“Wild” mussels have grit in them, which is probably sand, and the “strings” are remnants of their beards, which are routinely removed from the “domesticated” (tame?) ones before they reach the market.
Mussels don’t burrow in the sand as clams do, cement their shells to each other as oysters do, or swim freely as scallops do. They anchor themselves to something stationary by means of a byssus, or beard, a clump of tough threads that they manufacture by extruding a liquid protein that hardens in seawater and sticks better than Super Glue to almost anything.
In fact, scientists have been trying to reproduce it in the laboratory for possible use in gluing people back together after surgery.
Mussels are raised on underwater hanging hemp ropes in Spain, on bamboo poles in Thailand, on oak boards in France, on “longlines” (Paul Bunyan-sized socks hanging from an underwater clothesline) in Sweden and Canada, and on shallow ocean bottoms in the Netherlands and Maine.
In these environments they pick up little if any sand. Their beards are clipped by machine before they’re sent to market, although you may still have to yank a few. Otherwise, cultivated mussels need no cleaning beyond a cold-water rinse. Any whose shells gape open and don’t close when tapped sharply with one of its brethren are dead, and should be discarded.
In the bottom-culture method used in Maine, wild, inch-long baby blue mussels are dredged from selected natural locations and sown by being scattered thinly onto leased beds where, not having to compete for food in the sea-floor jungle, they will grow to two to three inches in 18 to 4 months. In the wild, it might take them 7 to 8 years to reach that size. (If successful at evading ducks, crabs, starfish, and humans, mussels will live for 12 to 13 years, with some growing as old as 20.) Pampered and plump, cultivated mussels in the shell will be at least 25 percent meat by weight, whereas wild ones rarely exceed 15 percent.
Anchored as they are, mussels must depend for food on whatever the ocean currents bring them. Like clams and oysters, they feed by constantly taking in water and filtering out particles of plankton. A typical two-inch-long blue mussel may process 10 to 15 gallons of water per day. Unfortunately, its filtering system can also trap bacteria and other toxic microorganisms. That’s why mussels from polluted waters are so dangerous; bacteria can pile up in a mussel like dirt in a vacuum-cleaner bag. Cultivated mussels are raised in carefully monitored waters.
There are seventeen known species of edible mussels in the world. The one that you’ll see most often is the Atlantic blue mussel (it’s actually blue-black), Mytilus edulis, which is raised mostly in the waters off Maine and Prince Edward Island, Canada. A similar species, Mytilus troesselus, is grown in the state of Washington. But from May through July, the blue mussels are likely to be devoting all their energies to spawning, which makes them weak and flabby and not good to eat.

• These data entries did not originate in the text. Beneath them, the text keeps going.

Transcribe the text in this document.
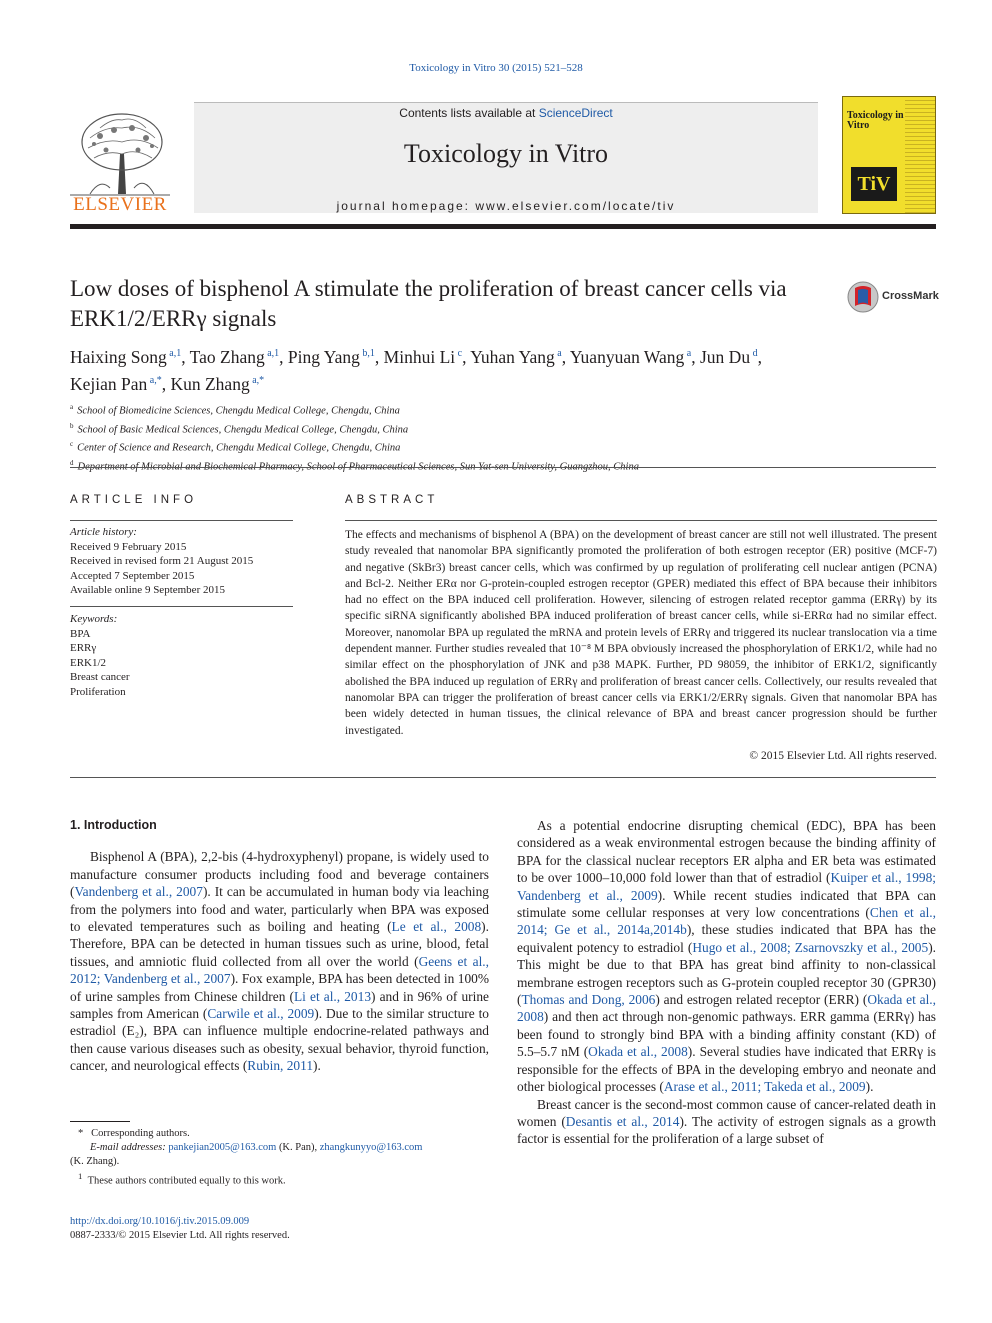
Toxicology in Vitro 30 (2015) 521–528
ELSEVIER
Contents lists available at ScienceDirect
Toxicology in Vitro
journal homepage: www.elsevier.com/locate/tiv
Toxicology in Vitro
TiV
Low doses of bisphenol A stimulate the proliferation of breast cancer cells via ERK1/2/ERRγ signals
CrossMark
Haixing Song $^{a,1}$, Tao Zhang $^{a,1}$, Ping Yang $^{b,1}$, Minhui Li $^c$, Yuhan Yang $^a$, Yuanyuan Wang $^a$, Jun Du $^d$,
Kejian Pan $^{a,*}$, Kun Zhang $^{a,*}$
$^a$ School of Biomedicine Sciences, Chengdu Medical College, Chengdu, China
$^b$ School of Basic Medical Sciences, Chengdu Medical College, Chengdu, China
$^c$ Center of Science and Research, Chengdu Medical College, Chengdu, China
$^d$
ARTICLE INFO
Article history:
Received 9 February 2015
Received in revised form 21 August 2015
Accepted 7 September 2015
Available online 9 September 2015
Keywords:
BPA
ERRγ
ERK1/2
Breast cancer
Proliferation
ABSTRACT
The effects and mechanisms of bisphenol A (BPA) on the development of breast cancer are still not well illustrated. The present study revealed that nanomolar BPA significantly promoted the proliferation of both estrogen receptor (ER) positive (MCF-7) and negative (SkBr3) breast cancer cells, which was confirmed by up regulation of proliferating cell nuclear antigen (PCNA) and Bcl-2. Neither ERα nor G-protein-coupled estrogen receptor (GPER) mediated this effect of BPA because their inhibitors had no effect on the BPA induced cell proliferation. However, silencing of estrogen related receptor gamma (ERRγ) by its specific siRNA significantly abolished BPA induced proliferation of breast cancer cells, while si-ERRα had no similar effect. Moreover, nanomolar BPA up regulated the mRNA and protein levels of ERRγ and triggered its nuclear translocation via a time dependent manner. Further studies revealed that 10⁻⁸ M BPA obviously increased the phosphorylation of ERK1/2, while had no similar effect on the phosphorylation of JNK and p38 MAPK. Further, PD 98059, the inhibitor of ERK1/2, significantly abolished the BPA induced up regulation of ERRγ and proliferation of breast cancer cells. Collectively, our results revealed that nanomolar BPA can trigger the proliferation of breast cancer cells via ERK1/2/ERRγ signals. Given that nanomolar BPA has been widely detected in human tissues, the clinical relevance of BPA and breast cancer progression should be further investigated.
© 2015 Elsevier Ltd. All rights reserved.
1. Introduction

Bisphenol A (BPA), 2,2-bis (4-hydroxyphenyl) propane, is widely used to manufacture consumer products including food and beverage containers (Vandenberg et al., 2007). It can be accumulated in human body via leaching from the polymers into food and water, particularly when BPA was exposed to elevated temperatures such as boiling and heating (Le et al., 2008). Therefore, BPA can be detected in human tissues such as urine, blood, fetal tissues, and amniotic fluid collected from all over the world (Geens et al., 2012; Vandenberg et al., 2007). Fox example, BPA has been detected in 100% of urine samples from Chinese children (Li et al., 2013) and in 96% of urine samples from American (Carwile et al., 2009). Due to the similar structure to estradiol (E₂), BPA can influence multiple endocrine-related pathways and then cause various diseases such as obesity, sexual behavior, thyroid function, cancer, and neurological effects (Rubin, 2011).

As a potential endocrine disrupting chemical (EDC), BPA has been considered as a weak environmental estrogen because the binding affinity of BPA for the classical nuclear receptors ER alpha and ER beta was estimated to be over 1000–10,000 fold lower than that of estradiol (Kuiper et al., 1998; Vandenberg et al., 2009). While recent studies indicated that BPA can stimulate some cellular responses at very low concentrations (Chen et al., 2014; Ge et al., 2014a,2014b), these studies indicated that BPA has the equivalent potency to estradiol (Hugo et al., 2008; Zsarnovszky et al., 2005). This might be due to that BPA has great bind affinity to non-classical membrane estrogen receptors such as G-protein coupled receptor 30 (GPR30) (Thomas and Dong, 2006) and estrogen related receptor (ERR) (Okada et al., 2008) and then act through non-genomic pathways. ERR gamma (ERRγ) has been found to strongly bind BPA with a binding affinity constant (KD) of 5.5–5.7 nM (Okada et al., 2008). Several studies have indicated that ERRγ is responsible for the effects of BPA in the developing embryo and neonate and other biological processes (Arase et al., 2011; Takeda et al., 2009).

Breast cancer is the second-most common cause of cancer-related death in women (Desantis et al., 2014). The activity of estrogen signals as a growth factor is essential for the proliferation of a large subset of

*   Corresponding authors.
E-mail addresses: pankejian2005@163.com (K. Pan), zhangkunyyo@163.com
(K. Zhang).
$^1$ These authors contributed equally to this work.
http://dx.doi.org/10.1016/j.tiv.2015.09.009
0887-2333/© 2015 Elsevier Ltd. All rights reserved.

Fortunately for mytilophiles, the Mediterranean mussel, Mytilus galloprovincialis, which is being cultivated on the West Coast, spawns in January and February, so it’s good eatin’ all summer. It is mild, sweet, plump, and big, ranging up to seven inches long and up to 60 percent meat at its peak.
Another kind of cultured mussel becoming more available in the United States is the greenshell, Perna canaliculus from New Zealand and Perna viridisis from Southeast Asia. The genus Perna has only one muscle, the adductor muscle, holding its shells together, while the genus Mytilus has two.
The greenshells, which measure three or four inches long, are edged with a startling emerald-green color, but the meat is the usual cream or orange color. (Male mussels are usually cream-colored; female mussels are more likely to be orange.) Because greenshell mussels are shipped frozen, you can find them year-round.
Even the blue mussels from Maine are now available year-round, because mussel beds in slightly different locations spawn at slightly different times, and the clever farmers can select the non-spawners for harvesting throughout the summer. You may now eat mussels in all months except those that have q’s in their names.